GM says the affected cars are still safe to drive
General Motors (GM) is recalling 1.3 million small cars in North America because of a power steering problem that has been linked to 14 crashes.
The firm said four models were affected - the Chevrolet Cobalt, Pontiac G5, Pontiac Pursuit and Pontiac 4.
It said the fault meant that at low speeds "greater steering effort may be required", but that the cars could still be "safely controlled".
GM blamed the fault on a supplier partially owned by Toyota.
GM vice-chairman Bob Lutz told the BBC at the Geneva Motor show: "This is a case where, yes, we would blame a partially Toyota-owned supplier."
Mr Lutz said the supplier had not met "all requirements for reliability and durability".
"So we will have to see who takes financial responsibility," he said. "But this is a risk you sometimes take when you buy a complete system from a supplier."
GM said it had told the US car safety regulator - the US National Highway Traffic Safety Administration (NHTSA) - about the recall on Monday when it finished an investigation that started last year.
By Jorn Madslien, Business reporter, BBC News, Geneva
Good news at the Geneva motor show is tempered by bad news out of the US.
GM hopes its investment of an additional 1.3bn euros in its European Opel/Vauxhall subsidiary will convince European governments to back its remaining funding requirements by guaranteeing loans.
But as GM recalls some 1.3 million models in the US, it seems reluctant to take responsibility for the faulty power steering, as the part in question was produced by a Toyota-owned subsidiary.

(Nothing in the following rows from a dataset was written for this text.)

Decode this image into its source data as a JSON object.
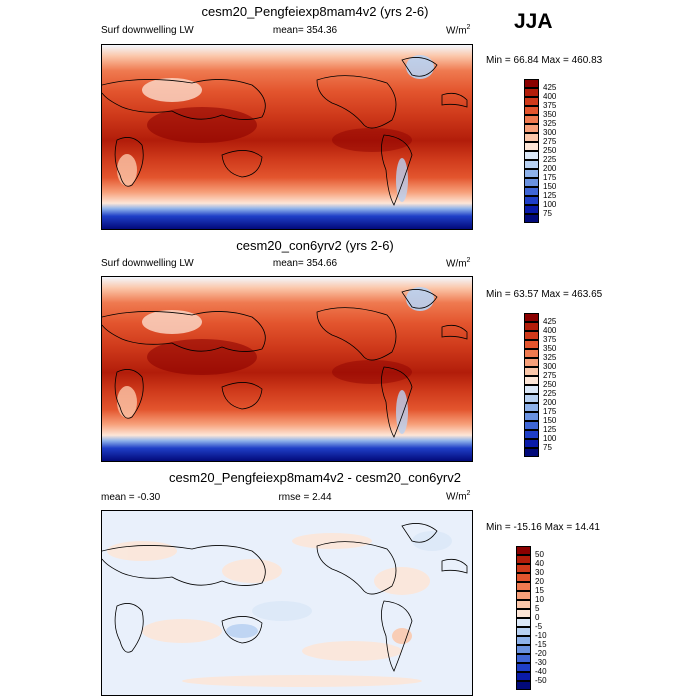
{
  "season": "JJA",
  "panels": [
    {
      "title": "cesm20_Pengfeiexp8mam4v2 (yrs 2-6)",
      "left_label": "Surf downwelling LW",
      "center_label": "mean= 354.36",
      "units": "W/m",
      "units_sup": "2",
      "minmax": "Min =  66.84 Max = 460.83",
      "colorbar": {
        "ticks": [
          "425",
          "400",
          "375",
          "350",
          "325",
          "300",
          "275",
          "250",
          "225",
          "200",
          "175",
          "150",
          "125",
          "100",
          "75"
        ],
        "colors": [
          "#8b0000",
          "#b21d0a",
          "#cf3a1b",
          "#e3552e",
          "#ef7a50",
          "#f7a07a",
          "#fbc7aa",
          "#fde6d7",
          "#dbe8f8",
          "#b8d1f2",
          "#8eb2ea",
          "#6a92e0",
          "#3f66d6",
          "#1f3fc7",
          "#0a1ba8",
          "#020a7a"
        ]
      }
    },
    {
      "title": "cesm20_con6yrv2 (yrs 2-6)",
      "left_label": "Surf downwelling LW",
      "center_label": "mean= 354.66",
      "units": "W/m",
      "units_sup": "2",
      "minmax": "Min =  63.57 Max = 463.65",
      "colorbar": {
        "ticks": [
          "425",
          "400",
          "375",
          "350",
          "325",
          "300",
          "275",
          "250",
          "225",
          "200",
          "175",
          "150",
          "125",
          "100",
          "75"
        ],
        "colors": [
          "#8b0000",
          "#b21d0a",
          "#cf3a1b",
          "#e3552e",
          "#ef7a50",
          "#f7a07a",
          "#fbc7aa",
          "#fde6d7",
          "#dbe8f8",
          "#b8d1f2",
          "#8eb2ea",
          "#6a92e0",
          "#3f66d6",
          "#1f3fc7",
          "#0a1ba8",
          "#020a7a"
        ]
      }
    },
    {
      "title": "cesm20_Pengfeiexp8mam4v2 - cesm20_con6yrv2",
      "left_label": "mean =  -0.30",
      "center_label": "rmse =   2.44",
      "units": "W/m",
      "units_sup": "2",
      "minmax": "Min = -15.16 Max =  14.41",
      "colorbar": {
        "ticks": [
          "50",
          "40",
          "30",
          "20",
          "15",
          "10",
          "5",
          "0",
          "-5",
          "-10",
          "-15",
          "-20",
          "-30",
          "-40",
          "-50"
        ],
        "colors": [
          "#8b0000",
          "#b21d0a",
          "#cf3a1b",
          "#e3552e",
          "#ef7a50",
          "#f7a07a",
          "#fbc7aa",
          "#fde6d7",
          "#dbe8f8",
          "#b8d1f2",
          "#8eb2ea",
          "#6a92e0",
          "#3f66d6",
          "#1f3fc7",
          "#0a1ba8",
          "#020a7a"
        ]
      }
    }
  ]
}
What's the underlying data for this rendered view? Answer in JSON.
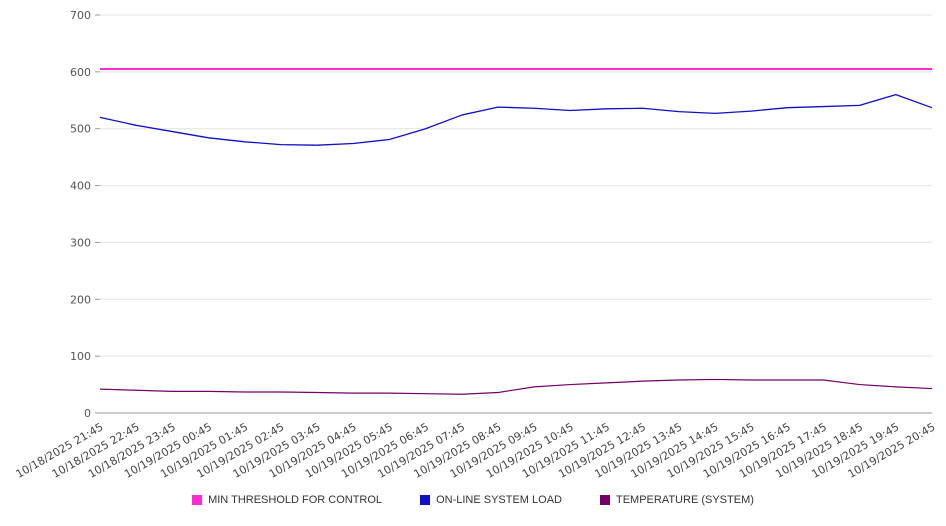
{
  "chart_data": {
    "type": "line",
    "title": "",
    "xlabel": "",
    "ylabel": "",
    "ylim": [
      0,
      700
    ],
    "ytick_step": 100,
    "grid": true,
    "legend_position": "bottom",
    "x": [
      "10/18/2025 21:45",
      "10/18/2025 22:45",
      "10/18/2025 23:45",
      "10/19/2025 00:45",
      "10/19/2025 01:45",
      "10/19/2025 02:45",
      "10/19/2025 03:45",
      "10/19/2025 04:45",
      "10/19/2025 05:45",
      "10/19/2025 06:45",
      "10/19/2025 07:45",
      "10/19/2025 08:45",
      "10/19/2025 09:45",
      "10/19/2025 10:45",
      "10/19/2025 11:45",
      "10/19/2025 12:45",
      "10/19/2025 13:45",
      "10/19/2025 14:45",
      "10/19/2025 15:45",
      "10/19/2025 16:45",
      "10/19/2025 17:45",
      "10/19/2025 18:45",
      "10/19/2025 19:45",
      "10/19/2025 20:45"
    ],
    "series": [
      {
        "name": "MIN THRESHOLD FOR CONTROL",
        "color": "#ff2bd1",
        "width": 2,
        "values": [
          605,
          605,
          605,
          605,
          605,
          605,
          605,
          605,
          605,
          605,
          605,
          605,
          605,
          605,
          605,
          605,
          605,
          605,
          605,
          605,
          605,
          605,
          605,
          605
        ]
      },
      {
        "name": "ON-LINE SYSTEM LOAD",
        "color": "#0f0fc4",
        "width": 1.3,
        "values": [
          520,
          506,
          495,
          484,
          477,
          472,
          471,
          474,
          481,
          500,
          524,
          538,
          536,
          532,
          535,
          536,
          530,
          527,
          531,
          537,
          539,
          541,
          560,
          537
        ]
      },
      {
        "name": "TEMPERATURE (SYSTEM)",
        "color": "#730066",
        "width": 1.2,
        "values": [
          42,
          40,
          38,
          38,
          37,
          37,
          36,
          35,
          35,
          34,
          33,
          36,
          46,
          50,
          53,
          56,
          58,
          59,
          58,
          58,
          58,
          50,
          46,
          43
        ]
      }
    ]
  },
  "legend": {
    "items": [
      {
        "label": "MIN THRESHOLD FOR CONTROL"
      },
      {
        "label": "ON-LINE SYSTEM LOAD"
      },
      {
        "label": "TEMPERATURE (SYSTEM)"
      }
    ]
  }
}
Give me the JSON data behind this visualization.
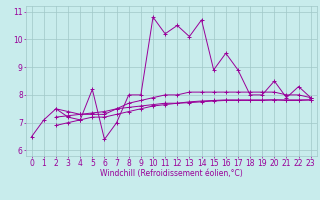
{
  "title": "",
  "xlabel": "Windchill (Refroidissement éolien,°C)",
  "background_color": "#c8ecec",
  "grid_color": "#a0c8c8",
  "line_color": "#990099",
  "xlim": [
    -0.5,
    23.5
  ],
  "ylim": [
    5.8,
    11.2
  ],
  "yticks": [
    6,
    7,
    8,
    9,
    10,
    11
  ],
  "xticks": [
    0,
    1,
    2,
    3,
    4,
    5,
    6,
    7,
    8,
    9,
    10,
    11,
    12,
    13,
    14,
    15,
    16,
    17,
    18,
    19,
    20,
    21,
    22,
    23
  ],
  "series": [
    [
      6.5,
      7.1,
      7.5,
      7.2,
      7.1,
      8.2,
      6.4,
      7.0,
      8.0,
      8.0,
      10.8,
      10.2,
      10.5,
      10.1,
      10.7,
      8.9,
      9.5,
      8.9,
      8.0,
      8.0,
      8.5,
      7.9,
      8.3,
      7.9
    ],
    [
      null,
      null,
      7.5,
      7.4,
      7.3,
      7.3,
      7.3,
      7.5,
      7.7,
      7.8,
      7.9,
      8.0,
      8.0,
      8.1,
      8.1,
      8.1,
      8.1,
      8.1,
      8.1,
      8.1,
      8.1,
      8.0,
      8.0,
      7.9
    ],
    [
      null,
      null,
      7.2,
      7.25,
      7.3,
      7.35,
      7.4,
      7.5,
      7.55,
      7.6,
      7.65,
      7.7,
      7.7,
      7.75,
      7.78,
      7.8,
      7.82,
      7.82,
      7.82,
      7.82,
      7.82,
      7.8,
      7.8,
      7.82
    ],
    [
      null,
      null,
      6.9,
      7.0,
      7.1,
      7.2,
      7.2,
      7.3,
      7.4,
      7.5,
      7.6,
      7.65,
      7.7,
      7.72,
      7.75,
      7.78,
      7.8,
      7.8,
      7.8,
      7.8,
      7.82,
      7.82,
      7.82,
      7.82
    ]
  ],
  "figsize": [
    3.2,
    2.0
  ],
  "dpi": 100,
  "tick_labelsize": 5.5,
  "xlabel_fontsize": 5.5,
  "linewidth": 0.7,
  "markersize": 2.5,
  "markeredgewidth": 0.7
}
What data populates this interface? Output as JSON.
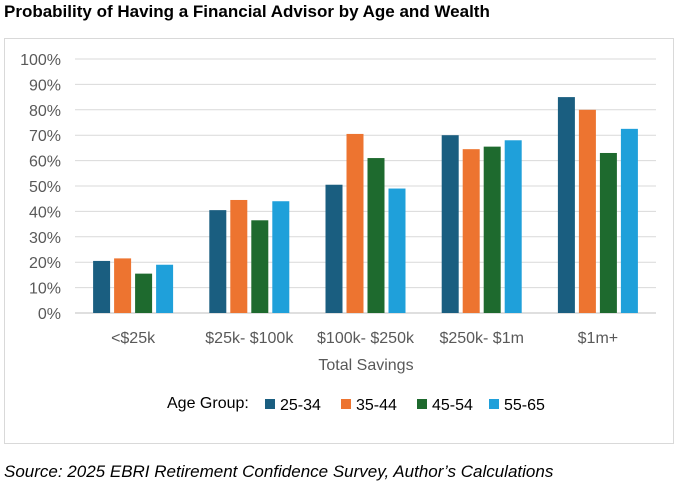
{
  "title": "Probability of Having a Financial Advisor by Age and Wealth",
  "source": "Source: 2025 EBRI Retirement Confidence Survey, Author’s Calculations",
  "chart_data": {
    "type": "bar",
    "categories": [
      "<$25k",
      "$25k- $100k",
      "$100k- $250k",
      "$250k- $1m",
      "$1m+"
    ],
    "series": [
      {
        "name": "25-34",
        "color": "#1a5e80",
        "values": [
          20.5,
          40.5,
          50.5,
          70,
          85
        ]
      },
      {
        "name": "35-44",
        "color": "#ed7430",
        "values": [
          21.5,
          44.5,
          70.5,
          64.5,
          80
        ]
      },
      {
        "name": "45-54",
        "color": "#1e6a2e",
        "values": [
          15.5,
          36.5,
          61,
          65.5,
          63
        ]
      },
      {
        "name": "55-65",
        "color": "#1fa0da",
        "values": [
          19,
          44,
          49,
          68,
          72.5
        ]
      }
    ],
    "xlabel": "Total Savings",
    "ylabel": "",
    "ylim": [
      0,
      100
    ],
    "yticks": [
      "0%",
      "10%",
      "20%",
      "30%",
      "40%",
      "50%",
      "60%",
      "70%",
      "80%",
      "90%",
      "100%"
    ],
    "grid": true,
    "legend_title": "Age Group:",
    "legend_position": "bottom"
  }
}
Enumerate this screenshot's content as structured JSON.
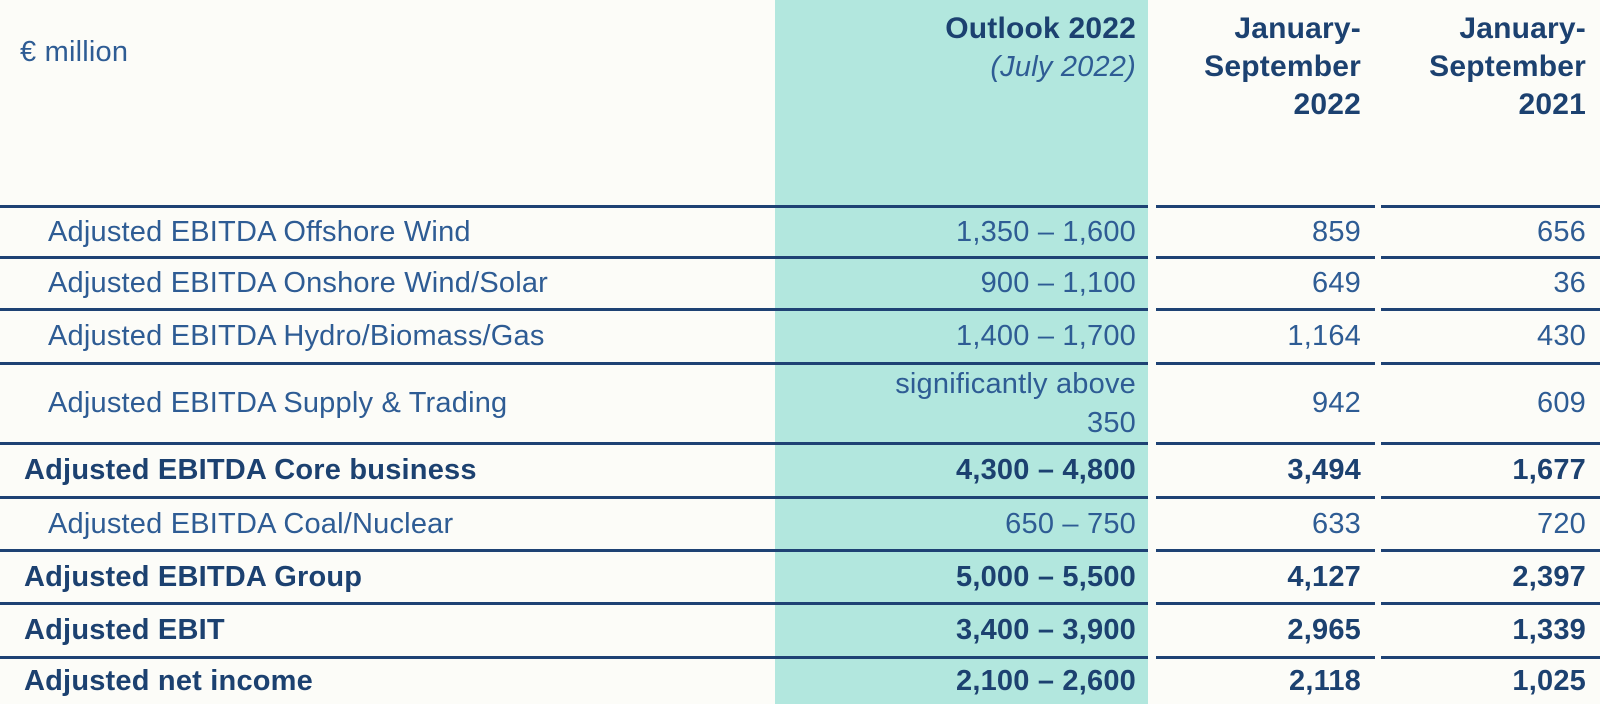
{
  "table": {
    "unit_label": "€ million",
    "header": {
      "outlook_title": "Outlook 2022",
      "outlook_subtitle": "(July 2022)",
      "col_jan_sep_2022": "January-\nSeptember\n2022",
      "col_jan_sep_2021": "January-\nSeptember\n2021"
    },
    "rows": [
      {
        "label": "Adjusted EBITDA Offshore Wind",
        "outlook": "1,350 – 1,600",
        "jan_sep_2022": "859",
        "jan_sep_2021": "656",
        "bold": false,
        "indent": true
      },
      {
        "label": "Adjusted EBITDA Onshore Wind/Solar",
        "outlook": "900 – 1,100",
        "jan_sep_2022": "649",
        "jan_sep_2021": "36",
        "bold": false,
        "indent": true
      },
      {
        "label": "Adjusted EBITDA Hydro/Biomass/Gas",
        "outlook": "1,400 – 1,700",
        "jan_sep_2022": "1,164",
        "jan_sep_2021": "430",
        "bold": false,
        "indent": true
      },
      {
        "label": "Adjusted EBITDA Supply & Trading",
        "outlook": "significantly above\n350",
        "jan_sep_2022": "942",
        "jan_sep_2021": "609",
        "bold": false,
        "indent": true
      },
      {
        "label": "Adjusted EBITDA Core business",
        "outlook": "4,300 – 4,800",
        "jan_sep_2022": "3,494",
        "jan_sep_2021": "1,677",
        "bold": true,
        "indent": false
      },
      {
        "label": "Adjusted EBITDA Coal/Nuclear",
        "outlook": "650 – 750",
        "jan_sep_2022": "633",
        "jan_sep_2021": "720",
        "bold": false,
        "indent": true
      },
      {
        "label": "Adjusted EBITDA Group",
        "outlook": "5,000 – 5,500",
        "jan_sep_2022": "4,127",
        "jan_sep_2021": "2,397",
        "bold": true,
        "indent": false
      },
      {
        "label": "Adjusted EBIT",
        "outlook": "3,400 – 3,900",
        "jan_sep_2022": "2,965",
        "jan_sep_2021": "1,339",
        "bold": true,
        "indent": false
      },
      {
        "label": "Adjusted net income",
        "outlook": "2,100 – 2,600",
        "jan_sep_2022": "2,118",
        "jan_sep_2021": "1,025",
        "bold": true,
        "indent": false
      }
    ],
    "colors": {
      "highlight_column": "#b2e7de",
      "row_line": "#1e4274",
      "text_regular": "#2e5c94",
      "text_bold": "#1c4170",
      "background": "#fcfcf8"
    }
  },
  "chart_data": {
    "type": "table",
    "title": "Outlook 2022 vs January-September results",
    "unit": "€ million",
    "columns": [
      "€ million",
      "Outlook 2022 (July 2022)",
      "January-September 2022",
      "January-September 2021"
    ],
    "rows": [
      [
        "Adjusted EBITDA Offshore Wind",
        "1,350 – 1,600",
        859,
        656
      ],
      [
        "Adjusted EBITDA Onshore Wind/Solar",
        "900 – 1,100",
        649,
        36
      ],
      [
        "Adjusted EBITDA Hydro/Biomass/Gas",
        "1,400 – 1,700",
        1164,
        430
      ],
      [
        "Adjusted EBITDA Supply & Trading",
        "significantly above 350",
        942,
        609
      ],
      [
        "Adjusted EBITDA Core business",
        "4,300 – 4,800",
        3494,
        1677
      ],
      [
        "Adjusted EBITDA Coal/Nuclear",
        "650 – 750",
        633,
        720
      ],
      [
        "Adjusted EBITDA Group",
        "5,000 – 5,500",
        4127,
        2397
      ],
      [
        "Adjusted EBIT",
        "3,400 – 3,900",
        2965,
        1339
      ],
      [
        "Adjusted net income",
        "2,100 – 2,600",
        2118,
        1025
      ]
    ]
  }
}
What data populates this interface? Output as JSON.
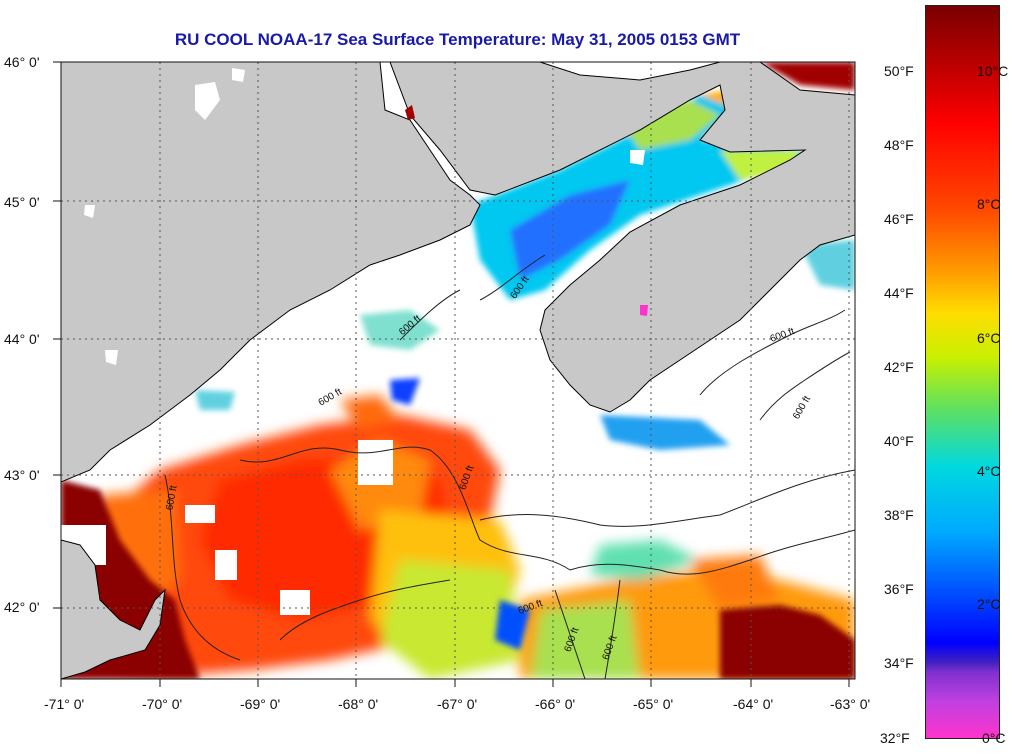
{
  "title": "RU COOL  NOAA-17  Sea Surface Temperature:  May 31, 2005 0153 GMT",
  "lon_ticks": [
    "-71° 0'",
    "-70° 0'",
    "-69° 0'",
    "-68° 0'",
    "-67° 0'",
    "-66° 0'",
    "-65° 0'",
    "-64° 0'",
    "-63° 0'"
  ],
  "lat_ticks": [
    "46° 0'",
    "45° 0'",
    "44° 0'",
    "43° 0'",
    "42° 0'"
  ],
  "colorbar": {
    "fahrenheit_labels": [
      "50°F",
      "48°F",
      "46°F",
      "44°F",
      "42°F",
      "40°F",
      "38°F",
      "36°F",
      "34°F",
      "32°F"
    ],
    "celsius_labels": [
      "10°C",
      "8°C",
      "6°C",
      "4°C",
      "2°C",
      "0°C"
    ]
  },
  "contour_labels": [
    "600 ft",
    "600 ft",
    "600 ft",
    "600 ft",
    "600 ft",
    "600 ft",
    "600 ft",
    "600 ft",
    "600 ft",
    "600 ft"
  ],
  "colors": {
    "title": "#1a1aa8",
    "land": "#c8c8c8",
    "cloud": "#ffffff",
    "grid": "#555555"
  }
}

GM's willingness to pass the buck could further damage Toyota's image - or it could backfire as the affair turns into a mighty row that could involve the US and Japanese governments as well as their largest automotive groups.
The NHTSA itself had been investigating the problem since 27 January after receiving more than 1,100 complaints, including 14 crashes and one injury.
The recall covers the 2005 to 2010 model year Chevrolet Cobalt, and 2007 to 2010 Pontiac G5 sold in the US.
In addition, it includes the 2005 to 2006 Pontiac Pursuit sold in Canada, and the 2005 to 2006 Pontiac G4 sold in Mexico.
"After our in-depth investigation, we found that this is a condition that takes time to develop," said GM vice president of quality, Jamie Hresko.
"It tends to occur in older models out of warranty. Recalling these vehicles is the right thing to do for our customers' peace of mind."
The GM recall comes as Toyota is continuing to call back more than eight million cars around the world following accelerator and braking problems.
The Japanese carmaker also said on Tuesday that it is repairing another 1.6 million vehicles in the US and Japan over leaky oil hoses.
The Toyota recalls are still being investigated by US politicians, and three US Toyota bosses are due to appear later before the Senate Committee on Commerce, Science and Transportation.
US Transportation Secretary Ray LaHood has also been called to attend the hearing, as the committee continues to investigate the speed of the recalls and the response of the authorities.
Toyota president Akio Toyoda appeared before a separate congressional committee last week - the House Oversight Committee - to apologise and promise that lessons would be learned.